GMG DI CRACOVIA: IL «SESSANTOTTO» DI PAPA FRANCESCO

Il recente viaggio apostolico di Papa Francesco in Polonia aveva – fra le altre – due finalità conclamate:

l’abbraccio con i partecipanti alla Giornata Mondiale della Gioventù e il delicato incontro con la terra di Giovanni Paolo II dove una parte dell’episcopato non fa mistero di manifestare perplessità di fronte alle aperture di Bergoglio sulla famiglia o sue alcune scelte pastorali.
In un certo senso – è stato scritto – Papa Francesco si è misurato con il suo predecessore. C’era chi si aspettava un discorso forte ai vescovi e alla Chiesa di Polonia e invece Bergoglio ha fatto la scelta del silenzio, della solitudine e della misericordia.

Ha insistito su una Chiesa che eviti di fare «la voce grossa» e sia capace di attrazione, mentre ha ricordato la necessità (in aperto contrasto con il governo di Varsavia) di accogliere i rifugiati. Incoraggiando i vescovi polacchi che già stanno lavorando a un progetto di «corridoi umanitari» per i rifugiati siriani.

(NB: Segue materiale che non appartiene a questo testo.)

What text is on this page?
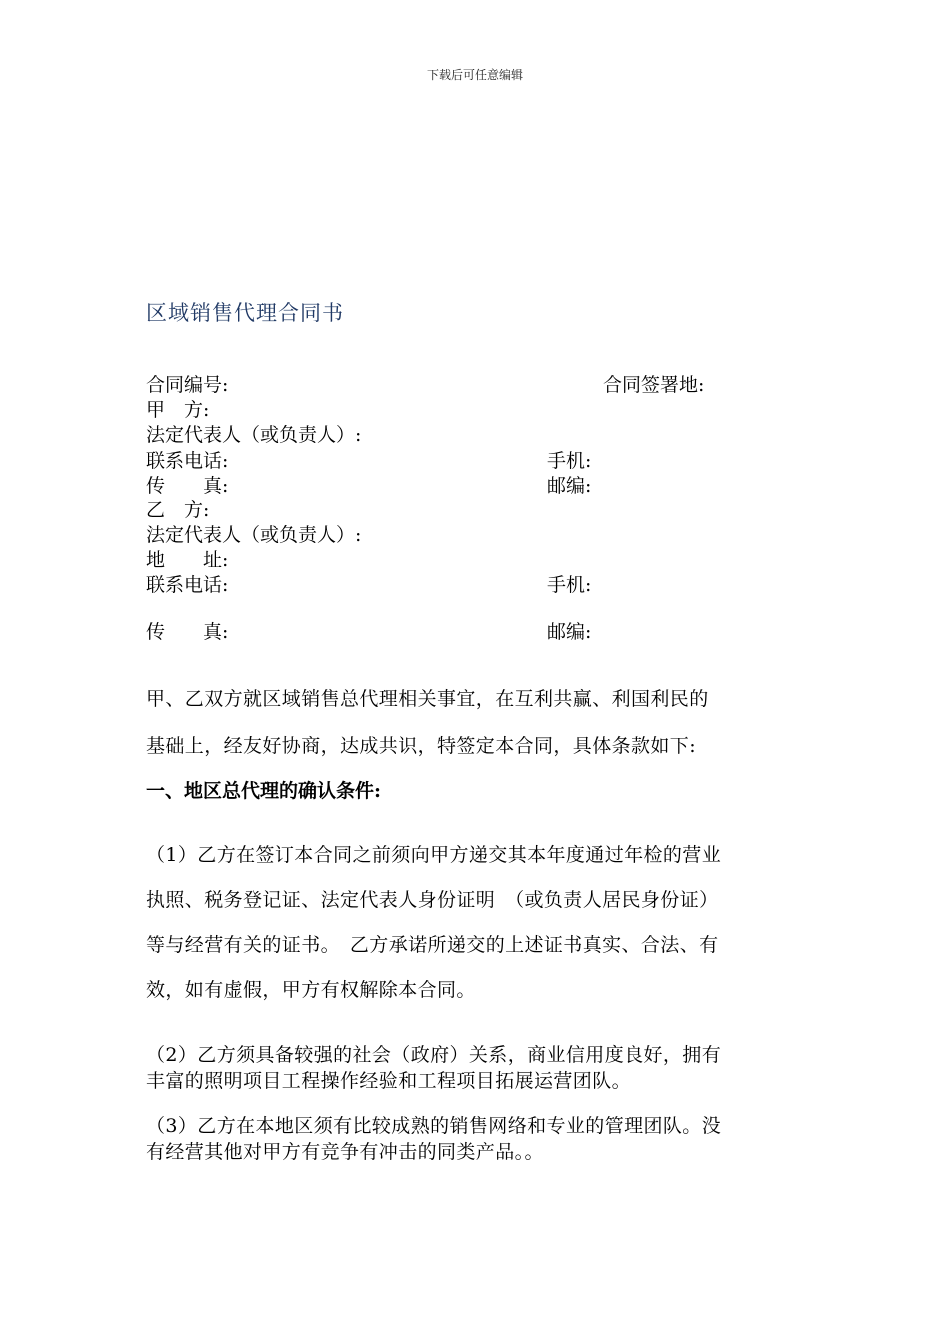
下载后可任意编辑
区域销售代理合同书
合同编号:	合同签署地:
甲　方:
法定代表人（或负责人）:
联系电话:	手机:
传　　真:	邮编:
乙　方:
法定代表人（或负责人）:
地　　址:
联系电话:	手机:
传　　真:	邮编:
甲、乙双方就区域销售总代理相关事宜，在互利共赢、利国利民的
基础上，经友好协商，达成共识，特签定本合同，具体条款如下:
一、地区总代理的确认条件:
（1）乙方在签订本合同之前须向甲方递交其本年度通过年检的营业
执照、税务登记证、法定代表人身份证明　（或负责人居民身份证）
等与经营有关的证书。　乙方承诺所递交的上述证书真实、合法、有
效，如有虚假，甲方有权解除本合同。
（2）乙方须具备较强的社会（政府）关系，商业信用度良好，拥有
丰富的照明项目工程操作经验和工程项目拓展运营团队。
（3）乙方在本地区须有比较成熟的销售网络和专业的管理团队。没
有经营其他对甲方有竞争有冲击的同类产品。。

Ma soprattutto il Papa si è rivolto alla Polonia attraverso i suoi giovani, i più numerosi, nel popolo delle Gmg, inquadrandoli in un contesto mondiale. Papa Francesco ha come lanciato un suo «Sessantotto» per i giovani di oggi, incitandoli a essere protagonisti per cambiare il mondo e a contestare quegli adulti che non vogliono invecchiare: «Che siate voi i nostri accusatori – ha detto ai giovani – se scegliamo la via dei muri, la via dell’ inimicizia, la via della guerra…». «Il mondo di oggi – ha proseguito – vi chiede di lasciare un’ impronta nella storia».
A Cracovia, l’«utopia sessantottina» di Bergoglio si è delineata lucidamente di fronte alla crisi europea e alle minacce terroristiche. Il Papa ha quasi saltato una generazione e ha affidato ai giovani questo sogno evangelico: «Noi non vogliamo vincere l’ odio con più odio, vincere la violenza con più violenza, vincere il terrore con più terrore. La nostra risposta a questo mondo in guerra ha un nome: si chiama fraternità».